The album begins with a couple of introductory tracks that mash up elements of digital noise and ascending string samples, which get cut off just as they hit a fluid groove. This is a recurring theme on The Architect, as Swift rarely lets any of his songs settle into a recognisable shape or pattern, instead pulling them up sharp after just one or two minutes and moving on to the next track. Evahflowin helps form order from the chaos by surfacing on ‘Principo’, where his laidback rap lays down some ground rules (“don’t shuffle this LP”) and demonstrates the scope of Swift’s ambition (“the art form elevated to the next level of turntablism”).
The two three-part movements around which the album revolves, ‘Rabia’ and ‘Lower Level’, are where Swift really settles into his style. There’s a dramatic, horn-infused prelude to ‘Rabia’ that sets an ominous tone, but quickly changes with the dense Farfisa-like organ sounds and agitated scratching, which are coupled with bouncy string samples and chopped-up beats.

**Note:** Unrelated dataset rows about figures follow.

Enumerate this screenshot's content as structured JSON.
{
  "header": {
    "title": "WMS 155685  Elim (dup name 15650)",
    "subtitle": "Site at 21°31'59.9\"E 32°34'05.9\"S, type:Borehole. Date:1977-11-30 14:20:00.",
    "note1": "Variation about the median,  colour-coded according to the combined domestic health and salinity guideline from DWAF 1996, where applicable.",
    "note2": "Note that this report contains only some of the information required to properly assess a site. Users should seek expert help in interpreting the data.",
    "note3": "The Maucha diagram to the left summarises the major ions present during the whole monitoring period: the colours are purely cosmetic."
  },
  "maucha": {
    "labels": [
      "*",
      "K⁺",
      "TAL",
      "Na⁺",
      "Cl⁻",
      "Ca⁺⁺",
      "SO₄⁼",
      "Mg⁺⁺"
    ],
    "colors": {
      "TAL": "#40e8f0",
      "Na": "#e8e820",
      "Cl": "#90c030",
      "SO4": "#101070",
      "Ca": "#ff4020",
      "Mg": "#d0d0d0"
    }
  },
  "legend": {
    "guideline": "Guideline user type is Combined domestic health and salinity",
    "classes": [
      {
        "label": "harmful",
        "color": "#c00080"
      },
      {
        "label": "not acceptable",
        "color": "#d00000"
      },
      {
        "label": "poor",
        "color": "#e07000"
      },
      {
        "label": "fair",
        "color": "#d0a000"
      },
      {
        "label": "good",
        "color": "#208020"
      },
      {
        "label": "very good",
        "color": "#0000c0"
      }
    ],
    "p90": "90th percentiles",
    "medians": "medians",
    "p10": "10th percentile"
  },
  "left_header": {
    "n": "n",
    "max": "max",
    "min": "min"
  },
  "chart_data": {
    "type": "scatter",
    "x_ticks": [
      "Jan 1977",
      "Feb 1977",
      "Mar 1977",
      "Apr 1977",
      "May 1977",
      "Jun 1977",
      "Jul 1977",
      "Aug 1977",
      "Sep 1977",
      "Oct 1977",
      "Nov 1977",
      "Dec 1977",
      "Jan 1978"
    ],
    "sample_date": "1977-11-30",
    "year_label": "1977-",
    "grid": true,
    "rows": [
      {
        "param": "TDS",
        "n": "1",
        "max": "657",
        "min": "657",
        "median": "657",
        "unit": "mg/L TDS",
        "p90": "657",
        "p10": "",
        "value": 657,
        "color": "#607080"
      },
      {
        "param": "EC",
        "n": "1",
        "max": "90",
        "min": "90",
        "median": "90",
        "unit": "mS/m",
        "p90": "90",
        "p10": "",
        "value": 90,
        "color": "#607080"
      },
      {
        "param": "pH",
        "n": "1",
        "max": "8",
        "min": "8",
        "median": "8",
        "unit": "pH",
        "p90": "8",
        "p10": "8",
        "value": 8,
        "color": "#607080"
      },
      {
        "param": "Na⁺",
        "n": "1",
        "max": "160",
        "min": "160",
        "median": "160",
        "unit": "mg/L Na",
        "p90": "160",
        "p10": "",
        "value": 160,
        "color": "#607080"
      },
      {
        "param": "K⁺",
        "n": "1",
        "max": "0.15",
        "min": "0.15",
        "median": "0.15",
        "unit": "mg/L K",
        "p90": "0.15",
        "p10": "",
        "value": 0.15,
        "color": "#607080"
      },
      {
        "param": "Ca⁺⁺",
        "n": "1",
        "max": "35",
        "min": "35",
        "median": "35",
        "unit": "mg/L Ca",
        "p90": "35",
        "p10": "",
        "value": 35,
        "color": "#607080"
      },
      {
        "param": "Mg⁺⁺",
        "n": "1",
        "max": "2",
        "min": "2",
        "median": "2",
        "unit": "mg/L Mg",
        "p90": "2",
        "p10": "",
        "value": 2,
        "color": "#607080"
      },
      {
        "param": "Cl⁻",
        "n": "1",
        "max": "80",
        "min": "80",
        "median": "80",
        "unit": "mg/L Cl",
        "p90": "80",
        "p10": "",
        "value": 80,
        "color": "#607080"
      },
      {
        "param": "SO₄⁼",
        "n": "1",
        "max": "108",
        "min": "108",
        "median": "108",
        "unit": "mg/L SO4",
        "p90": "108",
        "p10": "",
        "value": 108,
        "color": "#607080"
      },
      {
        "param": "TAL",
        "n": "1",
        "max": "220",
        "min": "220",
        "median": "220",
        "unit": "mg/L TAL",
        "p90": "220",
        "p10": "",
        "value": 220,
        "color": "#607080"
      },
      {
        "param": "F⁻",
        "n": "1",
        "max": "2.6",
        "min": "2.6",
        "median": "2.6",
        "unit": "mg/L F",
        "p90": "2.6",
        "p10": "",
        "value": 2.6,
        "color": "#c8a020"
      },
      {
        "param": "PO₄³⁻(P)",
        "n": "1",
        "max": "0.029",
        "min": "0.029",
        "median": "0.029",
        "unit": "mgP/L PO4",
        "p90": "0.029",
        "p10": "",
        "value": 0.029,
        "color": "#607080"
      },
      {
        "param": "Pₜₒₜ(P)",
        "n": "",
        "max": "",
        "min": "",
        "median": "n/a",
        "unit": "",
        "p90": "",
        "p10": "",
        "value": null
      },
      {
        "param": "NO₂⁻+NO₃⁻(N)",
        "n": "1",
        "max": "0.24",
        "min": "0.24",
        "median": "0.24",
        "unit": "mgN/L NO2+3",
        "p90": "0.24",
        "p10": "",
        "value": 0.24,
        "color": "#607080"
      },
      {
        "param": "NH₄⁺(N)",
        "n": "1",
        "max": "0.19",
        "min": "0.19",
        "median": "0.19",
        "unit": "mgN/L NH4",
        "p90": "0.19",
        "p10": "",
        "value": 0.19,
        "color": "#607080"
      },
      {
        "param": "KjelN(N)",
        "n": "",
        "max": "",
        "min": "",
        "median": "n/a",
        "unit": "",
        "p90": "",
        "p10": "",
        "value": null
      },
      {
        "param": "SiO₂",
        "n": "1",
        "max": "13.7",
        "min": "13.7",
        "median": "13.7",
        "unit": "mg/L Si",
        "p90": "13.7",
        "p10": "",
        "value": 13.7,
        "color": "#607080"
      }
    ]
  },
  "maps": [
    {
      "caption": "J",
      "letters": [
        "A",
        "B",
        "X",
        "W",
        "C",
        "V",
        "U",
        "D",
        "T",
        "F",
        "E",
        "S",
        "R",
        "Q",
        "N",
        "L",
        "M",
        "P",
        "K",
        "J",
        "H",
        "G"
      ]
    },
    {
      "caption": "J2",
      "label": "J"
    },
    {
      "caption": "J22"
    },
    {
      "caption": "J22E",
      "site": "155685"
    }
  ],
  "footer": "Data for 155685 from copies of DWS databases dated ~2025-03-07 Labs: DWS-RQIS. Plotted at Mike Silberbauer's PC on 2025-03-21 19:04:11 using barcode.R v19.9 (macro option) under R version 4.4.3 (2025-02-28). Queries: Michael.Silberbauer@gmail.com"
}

Swift often keeps isolated string or brass patterns low in the mix, allowing them to be smothered by dense church organ noise, making it sound like there’s a phantom orchestra wriggling to get out of his turntables. It’s certainly very cinematic —the incidental music that brings ‘Rabia’ to a close could easily have been lifted straight from one of Bernard Herrmann’s Hitchcock scores.
‘Lower Level’ draws closer to the world of hip-hop via Kool Keith and Chuck D samples, but it’s quite brilliantly immersed in the classical world once more with some neatly worked agitated strings in the first third of the first movement, which become twisted and phased into oblivion before a stately blast of trumpet takes Swift’s listeners around the next beguiling bend in the road. The second part of ‘Lower Level’ is the pinnacle of the record, with Swift pulling on a time honoured genre signifier by working in the staple drum break from Led Zeppelin’s ‘When the Levee Breaks’ and tying it to a mesh of string samples that scream tortuously across the groove of the song, positioning the track at an intriguing crossroads between hip-hop’s past and possible future.
Swift keeps the genealogical plundering ticking toward the close of The Architect by turning to the timeworn ‘Rocket in the Pocket’ break to provide a solid foundation to ‘Sound the Horn’, which is otherwise constructed from a peculiar mixture of strings that simultaneously sound like they’ve been lifted from a gruesome horror feature and a Douglas Sirk melodrama. At the close of The Architect, just 35-minutes after it began, it’s initially difficult to process all the turns taken, all the styles covered, all the craft that Swift has poured into this record. Its brevity is its only flaw—it feels like the album is only just getting started when it ends, offering us an inkling of a skilled practitioner who has captured his art at a transformative moment, only to leave us craving so much more at the end.